As of recently, doing git merge master while on live results in a merge performed by the recursive strategy. I don't know if the reason for this is that I once accidentally committed a change first on live, and only afterwards merged it onto master.

git diff master live yields no output, ie. the two branches have the same file contents.

What can I do to get my git repository into a "clean" state so it again uses the fast-forward strategy by default?

3
  • Have you tried explicitly asking for fast-forward merges with git merge --ff-only master? Commented Feb 26, 2015 at 18:25
  • Instead of using git diff, try git cherry -v master live (and live master). This will tell you what commits are the latter branch that aren't on the former. If you made a commit on live and then later merged it to master, it could have ended up with a different commit hash (even though your file contents are the same)... so maybe things started to skew from there? Commented Feb 26, 2015 at 21:18
  • Thank you for your replies. @dg99: git merge --ff-only master gives fatal: Not possible to fast-forward, aborting.. @hinerm: git cherry -v master live (and live master) both give no result. So strange! Commented Feb 27, 2015 at 16:14

1 Answer 1

2

I think the problem was caused because:

  1. I accidentally committed something (let's call it A) on live instead of master.
  2. I then committed something else (B say) on master.
  3. I realised I made the mistake 1. and merged live onto master.
  4. I still needed to merge B onto live, so I merged master onto live.

I think this created a "crossing" of commit paths that makes it impossible for git merge to fast-forward.

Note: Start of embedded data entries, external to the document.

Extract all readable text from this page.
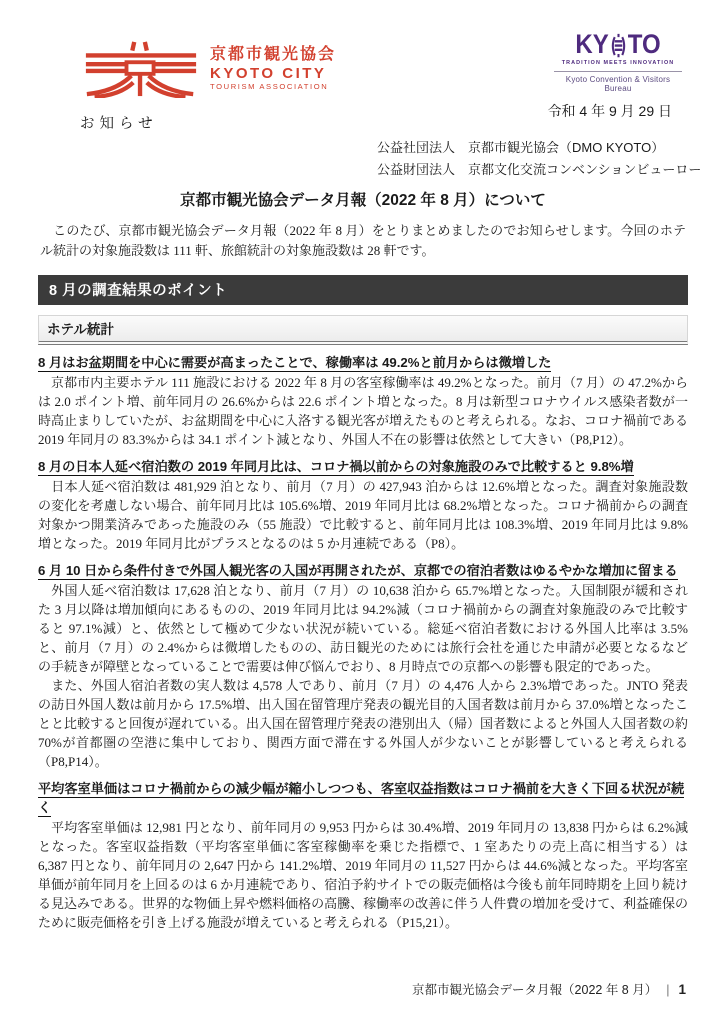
京都市観光協会
KYOTO CITY
TOURISM ASSOCIATION
KY TO
TRADITION MEETS INNOVATION
Kyoto Convention & Visitors Bureau
令和 4 年 9 月 29 日
お知らせ
公益社団法人　京都市観光協会（DMO KYOTO）
公益財団法人　京都文化交流コンベンションビューロー
京都市観光協会データ月報（2022 年 8 月）について

　このたび、京都市観光協会データ月報（2022 年 8 月）をとりまとめましたのでお知らせします。今回のホテル統計の対象施設数は 111 軒、旅館統計の対象施設数は 28 軒です。

8 月の調査結果のポイント
ホテル統計
8 月はお盆期間を中心に需要が高まったことで、稼働率は 49.2%と前月からは微増した

　京都市内主要ホテル 111 施設における 2022 年 8 月の客室稼働率は 49.2%となった。前月（7 月）の 47.2%からは 2.0 ポイント増、前年同月の 26.6%からは 22.6 ポイント増となった。8 月は新型コロナウイルス感染者数が一時高止まりしていたが、お盆期間を中心に入洛する観光客が増えたものと考えられる。なお、コロナ禍前である 2019 年同月の 83.3%からは 34.1 ポイント減となり、外国人不在の影響は依然として大きい（P8,P12）。

8 月の日本人延べ宿泊数の 2019 年同月比は、コロナ禍以前からの対象施設のみで比較すると 9.8%増

　日本人延べ宿泊数は 481,929 泊となり、前月（7 月）の 427,943 泊からは 12.6%増となった。調査対象施設数の変化を考慮しない場合、前年同月比は 105.6%増、2019 年同月比は 68.2%増となった。コロナ禍前からの調査対象かつ開業済みであった施設のみ（55 施設）で比較すると、前年同月比は 108.3%増、2019 年同月比は 9.8%増となった。2019 年同月比がプラスとなるのは 5 か月連続である（P8）。

6 月 10 日から条件付きで外国人観光客の入国が再開されたが、京都での宿泊者数はゆるやかな増加に留まる

　外国人延べ宿泊数は 17,628 泊となり、前月（7 月）の 10,638 泊から 65.7%増となった。入国制限が緩和された 3 月以降は増加傾向にあるものの、2019 年同月比は 94.2%減（コロナ禍前からの調査対象施設のみで比較すると 97.1%減）と、依然として極めて少ない状況が続いている。総延べ宿泊者数における外国人比率は 3.5%と、前月（7 月）の 2.4%からは微増したものの、訪日観光のためには旅行会社を通じた申請が必要となるなどの手続きが障壁となっていることで需要は伸び悩んでおり、8 月時点での京都への影響も限定的であった。

　また、外国人宿泊者数の実人数は 4,578 人であり、前月（7 月）の 4,476 人から 2.3%増であった。JNTO 発表の訪日外国人数は前月から 17.5%増、出入国在留管理庁発表の観光目的入国者数は前月から 37.0%増となったことと比較すると回復が遅れている。出入国在留管理庁発表の港別出入（帰）国者数によると外国人入国者数の約 70%が首都圏の空港に集中しており、関西方面で滞在する外国人が少ないことが影響していると考えられる（P8,P14）。

平均客室単価はコロナ禍前からの減少幅が縮小しつつも、客室収益指数はコロナ禍前を大きく下回る状況が続く

　平均客室単価は 12,981 円となり、前年同月の 9,953 円からは 30.4%増、2019 年同月の 13,838 円からは 6.2%減となった。客室収益指数（平均客室単価に客室稼働率を乗じた指標で、1 室あたりの売上高に相当する）は 6,387 円となり、前年同月の 2,647 円から 141.2%増、2019 年同月の 11,527 円からは 44.6%減となった。平均客室単価が前年同月を上回るのは 6 か月連続であり、宿泊予約サイトでの販売価格は今後も前年同時期を上回り続ける見込みである。世界的な物価上昇や燃料価格の高騰、稼働率の改善に伴う人件費の増加を受けて、利益確保のために販売価格を引き上げる施設が増えていると考えられる（P15,21）。

京都市観光協会データ月報（2022 年 8 月） | 1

The solution was to first ensure that the two branches really did have the same contents:

git diff master..live git cherry -v master live git cherry -v live master 

all yielded no result. Then I changed live to point at exactly the same commit as master:

git branch -f live ae5e70... # Hash of the commit pointed to by master git push --force origin live:live 

Now I can fast-forward again. Note that this can be dangerous and should probably not be done when the repository is shared.